Key Facts
- •Sony Music Entertainment UK Limited (Sony) sought permission to appeal a judgment in favor of Noel Redding Estate Ltd & Anor (Claimants).
- •The appeal concerned two grounds: performers' property rights and copyright claims.
- •The Claimants' case involved recordings from the 1960s, releases signed in 1973 and 1974, and alleged partnership agreements.
- •Sony argued that the performers' property rights claims were precluded by transitional provisions and that the copyright claim was time-barred.
- •The judge rejected both grounds, allowing the case to proceed to trial.

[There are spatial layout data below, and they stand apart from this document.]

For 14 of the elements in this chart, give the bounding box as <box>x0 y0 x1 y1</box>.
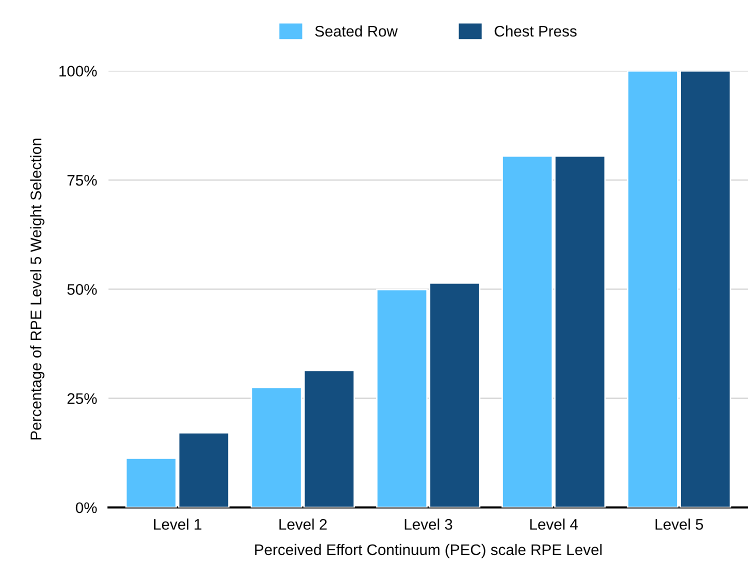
y-axis-title: Percentage of RPE Level 5 Weight Selection <box>30 138 44 440</box>
legend-label: Seated Row <box>315 25 398 37</box>
y-tick-label: 25% <box>68 393 97 404</box>
x-tick-label: Level 4 <box>530 518 578 530</box>
y-tick-label: 50% <box>67 284 97 295</box>
x-tick-label: Level 2 <box>279 518 327 530</box>
x-tick-label: Level 3 <box>404 518 452 530</box>
x-tick-label: Level 5 <box>656 518 704 530</box>
y-tick-label: 75% <box>68 174 97 186</box>
y-tick-label: 100% <box>59 66 97 77</box>
x-axis-title: Perceived Effort Continuum (PEC) scale RPE Level <box>255 544 602 558</box>
x-tick-label: Level 1 <box>154 518 202 530</box>
y-tick-label: 0% <box>76 502 97 514</box>
legend-label: Chest Press <box>494 25 577 37</box>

- •The court also addressed costs, awarding 75% of the Claimants' costs to them.
Legal Principles
Performers' property rights claims under transitional provisions; whether current exploitation is 'in pursuance of' original consents.
Relevant transitional provisions (unspecified in the document)
Copyright claim based on partnership assets; time-barring under partnership dissolution principles.
Marshall v Bullock (unspecified citation in the document)
CPR 44.2 regarding costs allocation.
CPR 44.2
Costs allocation in summary judgment/strike-out applications; consideration of 'winner' and 'loser'.
Berezovsky v Abramovitch [2011] EWCA Civ 484 and [2010] EWHC 1511 (Comm)
Outcomes
Sony's permission to appeal denied.
The judge found no real prospect of success on either ground of appeal. The performers' property rights claim involved a difficult legal point better decided after factual determination at trial; the copyright claim was not properly characterized as a claim to partnership assets.
Claimants awarded 75% of their costs.